Our cat needs help breaking the habit of living. At least that’s what we think. Who really knows? I wrap and hold him in a tattered child’s quilt with scattered yellow yarn ties that he nursed for 18 years to fall asleep. She drives us to the vet. An epidemic at the end of the world requires we wait in the car. Hood and roof are drummed by fingers of rain. Gray bones struggle against my chest. We always wondered whether his quilt would outlast him.

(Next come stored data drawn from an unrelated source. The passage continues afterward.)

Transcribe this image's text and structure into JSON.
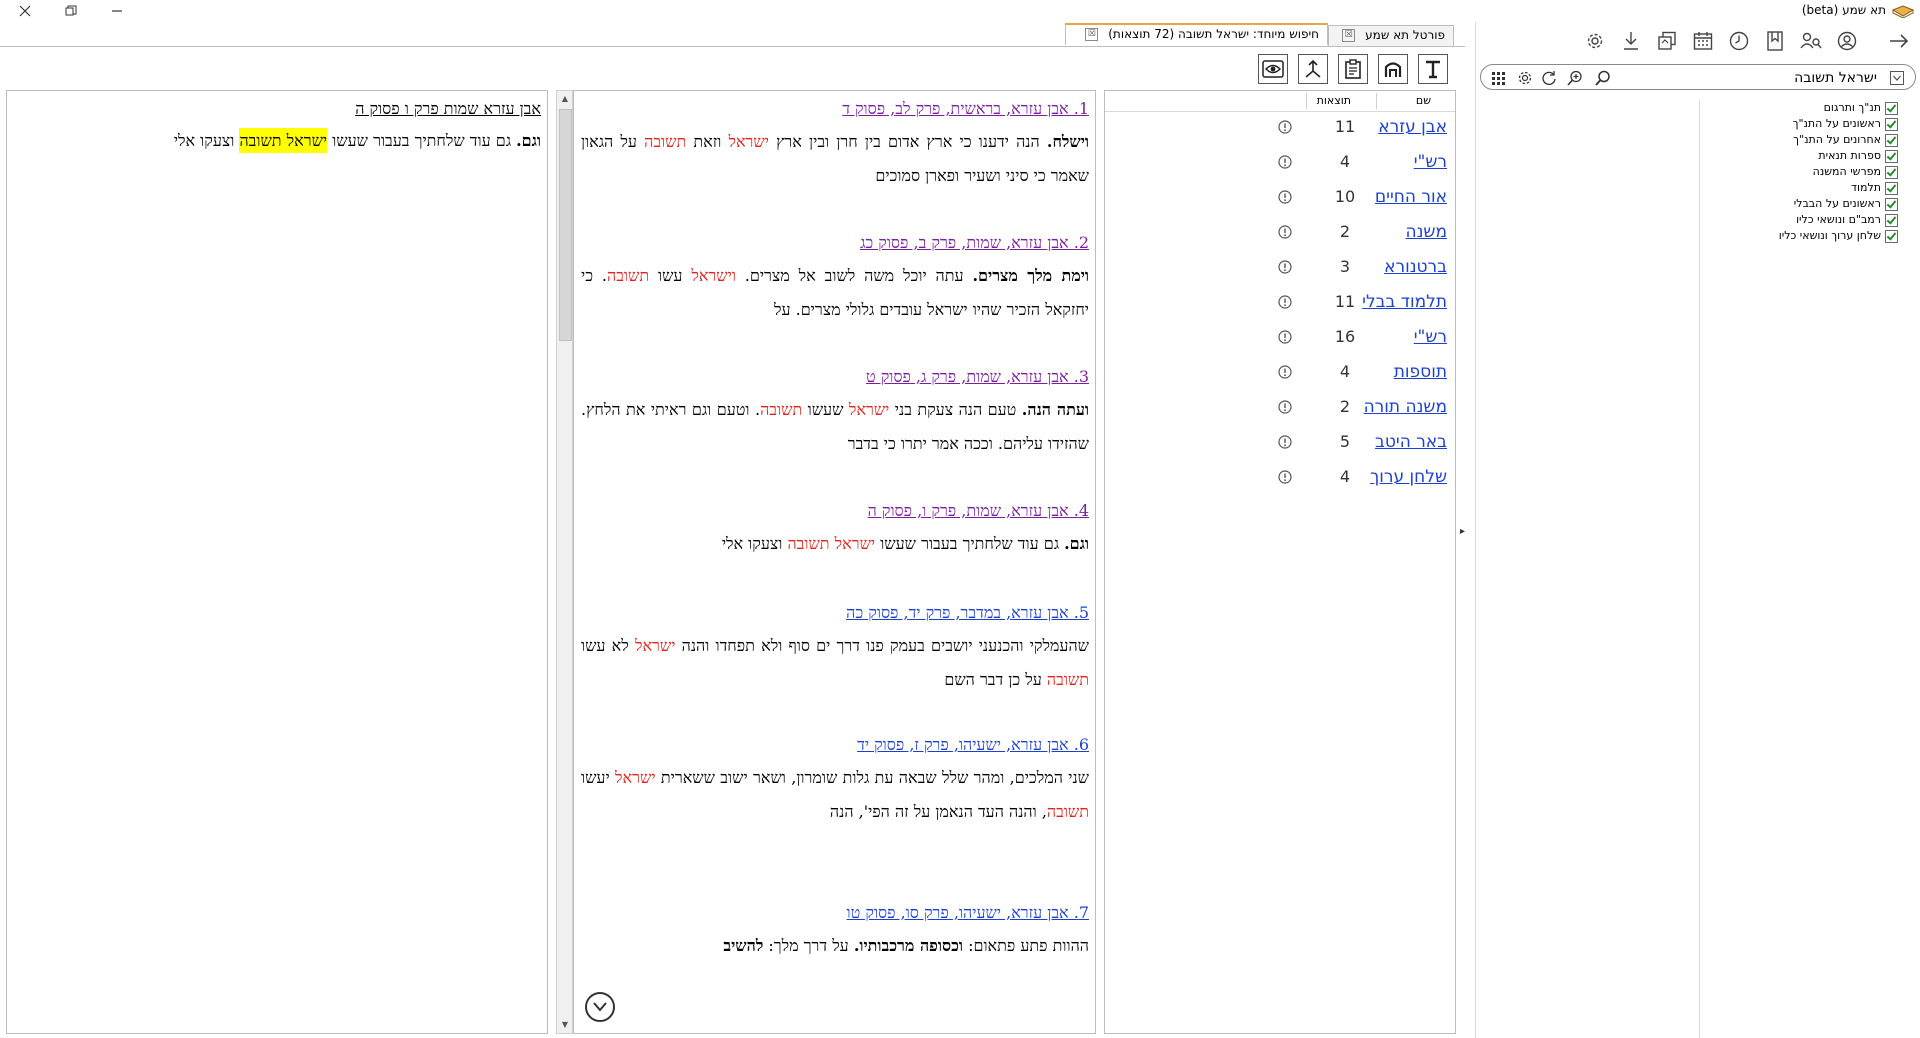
{
  "app": {
    "title": "תא שמע (beta)",
    "window_controls": [
      "close-icon",
      "restore-icon",
      "minimize-icon"
    ]
  },
  "sidebar": {
    "search": {
      "value": "ישראל תשובה",
      "placeholder": ""
    },
    "toolbar_icons": [
      "arrow-right-icon",
      "user-circle-icon",
      "people-search-icon",
      "bookmark-icon",
      "history-icon",
      "calendar-icon",
      "library-icon",
      "download-icon",
      "gear-icon"
    ],
    "search_icons": [
      "search-icon",
      "zoom-in-icon",
      "refresh-icon",
      "settings-gear-icon",
      "grid-icon"
    ],
    "categories": [
      {
        "label": "תנ\"ך ותרגום",
        "checked": true
      },
      {
        "label": "ראשונים על התנ\"ך",
        "checked": true
      },
      {
        "label": "אחרונים על התנ\"ך",
        "checked": true
      },
      {
        "label": "ספרות תנאית",
        "checked": true
      },
      {
        "label": "מפרשי המשנה",
        "checked": true
      },
      {
        "label": "תלמוד",
        "checked": true
      },
      {
        "label": "ראשונים על הבבלי",
        "checked": true
      },
      {
        "label": "רמב\"ם ונושאי כליו",
        "checked": true
      },
      {
        "label": "שלחן ערוך ונושאי כליו",
        "checked": true
      }
    ]
  },
  "tabs": [
    {
      "label": "פורטל תא שמע",
      "close": "☒"
    },
    {
      "label": "חיפוש מיוחד: ישראל תשובה (72 תוצאות)",
      "close": "☒"
    }
  ],
  "content_toolbar": [
    "text-format-icon",
    "structure-icon",
    "clipboard-icon",
    "compare-arrows-icon",
    "eye-icon"
  ],
  "books": {
    "col_name": "שם",
    "col_results": "תוצאות",
    "rows": [
      {
        "name": "אבן עזרא",
        "count": "11"
      },
      {
        "name": "רש\"י",
        "count": "4"
      },
      {
        "name": "אור החיים",
        "count": "10"
      },
      {
        "name": "משנה",
        "count": "2"
      },
      {
        "name": "ברטנורא",
        "count": "3"
      },
      {
        "name": "תלמוד בבלי",
        "count": "11"
      },
      {
        "name": "רש\"י",
        "count": "16"
      },
      {
        "name": "תוספות",
        "count": "4"
      },
      {
        "name": "משנה תורה",
        "count": "2"
      },
      {
        "name": "באר היטב",
        "count": "5"
      },
      {
        "name": "שלחן ערוך",
        "count": "4"
      }
    ]
  },
  "results": [
    {
      "title": "1. אבן עזרא, בראשית, פרק לב, פסוק ד",
      "visited": true,
      "segments": [
        {
          "t": "וישלח.",
          "s": "bold"
        },
        {
          "t": " הנה ידענו כי ארץ אדום בין חרן ובין ארץ ",
          "s": ""
        },
        {
          "t": "ישראל",
          "s": "hl"
        },
        {
          "t": " וזאת ",
          "s": ""
        },
        {
          "t": "תשובה",
          "s": "hl"
        },
        {
          "t": " על הגאון שאמר כי סיני ושעיר ופארן סמוכים",
          "s": ""
        }
      ]
    },
    {
      "title": "2. אבן עזרא, שמות, פרק ב, פסוק כג",
      "visited": true,
      "segments": [
        {
          "t": "וימת מלך מצרים.",
          "s": "bold"
        },
        {
          "t": " עתה יוכל משה לשוב אל מצרים. ",
          "s": ""
        },
        {
          "t": "וישראל",
          "s": "hl"
        },
        {
          "t": " עשו ",
          "s": ""
        },
        {
          "t": "תשובה",
          "s": "hl"
        },
        {
          "t": ". כי יחזקאל הזכיר שהיו ישראל עובדים גלולי מצרים. על",
          "s": ""
        }
      ]
    },
    {
      "title": "3. אבן עזרא, שמות, פרק ג, פסוק ט",
      "visited": true,
      "segments": [
        {
          "t": "ועתה הנה.",
          "s": "bold"
        },
        {
          "t": " טעם הנה צעקת בני ",
          "s": ""
        },
        {
          "t": "ישראל",
          "s": "hl"
        },
        {
          "t": " שעשו ",
          "s": ""
        },
        {
          "t": "תשובה",
          "s": "hl"
        },
        {
          "t": ". וטעם וגם ראיתי את הלחץ. שהזידו עליהם. וככה אמר יתרו כי בדבר",
          "s": ""
        }
      ]
    },
    {
      "title": "4. אבן עזרא, שמות, פרק ו, פסוק ה",
      "visited": true,
      "segments": [
        {
          "t": "וגם.",
          "s": "bold"
        },
        {
          "t": " גם עוד שלחתיך בעבור שעשו ",
          "s": ""
        },
        {
          "t": "ישראל",
          "s": "hl"
        },
        {
          "t": " ",
          "s": ""
        },
        {
          "t": "תשובה",
          "s": "hl"
        },
        {
          "t": " וצעקו אלי",
          "s": ""
        }
      ]
    },
    {
      "title": "5. אבן עזרא, במדבר, פרק יד, פסוק כה",
      "visited": false,
      "segments": [
        {
          "t": "שהעמלקי והכנעני יושבים בעמק פנו דרך ים סוף ולא תפחדו והנה ",
          "s": ""
        },
        {
          "t": "ישראל",
          "s": "hl"
        },
        {
          "t": " לא עשו ",
          "s": ""
        },
        {
          "t": "תשובה",
          "s": "hl"
        },
        {
          "t": " על כן דבר השם",
          "s": ""
        }
      ]
    },
    {
      "title": "6. אבן עזרא, ישעיהו, פרק ז, פסוק יד",
      "visited": false,
      "segments": [
        {
          "t": "שני המלכים, ומהר שלל שבאה עת גלות שומרון, ושאר ישוב ששארית ",
          "s": ""
        },
        {
          "t": "ישראל",
          "s": "hl"
        },
        {
          "t": " יעשו ",
          "s": ""
        },
        {
          "t": "תשובה",
          "s": "hl"
        },
        {
          "t": ", והנה העד הנאמן על זה הפי', הנה",
          "s": ""
        }
      ]
    },
    {
      "title": "7. אבן עזרא, ישעיהו, פרק סו, פסוק טו",
      "visited": false,
      "segments": [
        {
          "t": "ההוות פתע פתאום: ",
          "s": ""
        },
        {
          "t": "וכסופה מרכבותיו.",
          "s": "bold"
        },
        {
          "t": " על דרך מלך: ",
          "s": ""
        },
        {
          "t": "להשיב",
          "s": "bold"
        }
      ]
    }
  ],
  "preview": {
    "title": "אבן עזרא שמות פרק ו פסוק ה",
    "segments": [
      {
        "t": "וגם.",
        "s": "bold"
      },
      {
        "t": " גם עוד שלחתיך בעבור שעשו ",
        "s": ""
      },
      {
        "t": "ישראל תשובה",
        "s": "yellow"
      },
      {
        "t": " וצעקו אלי",
        "s": ""
      }
    ]
  }
}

In the darkened room, drugs take hold and he falls asleep in his blanket in my arms, then meets the end of his world with an unobtrusive needle slipped into his hind leg. Carlin’s monologue keeps rolling through my head. I’m not laughing. The apocalypse needs attentiveness, not distractions. Our ancestors are the collective habit of memory. I decide Carlin can go fuck himself. But he is already dead.

  ***

 Rain stops. Scooping the bundle from the back seat, his failing body heat seeps through the child blanket into my arms. I carry remnants of cat and memory across the pasture of my boyhood home. She carries the shovel and her own thoughts. We plant the bundle in wet earth where hillside meets pasture. I tell him I’ll see him on the other side if there is another side. There is plenty of soil to fill the hole. We cover the grave with a rain-soaked log, throw on a few rocks. Scavengers have a habit of finding dead things. I don’t know the difference between habit and ritual.

Driving home, layers of sadness break apart in the western sky. A faint rainbow forms behind vaporous stacks of the pulp mill. Sun strains around a large cloud lying like a sideways hourglass across the foothills. A sideways hourglass cannot measure time. An upright hourglass cannot measure time either. Time cannot be measured any more than I can parse the difference between habit and ritual and hope.

 ***

Darkness is a tattered blanket falling over the beginning of night at the end of the world. Sixty infant tomatoes of eleven varieties are arrayed in pots in trays. When I water them, their leaves droop like dead things onto the new soil. Gently I lift the crestfallen plants. They regain their upright habit. I hope they grow.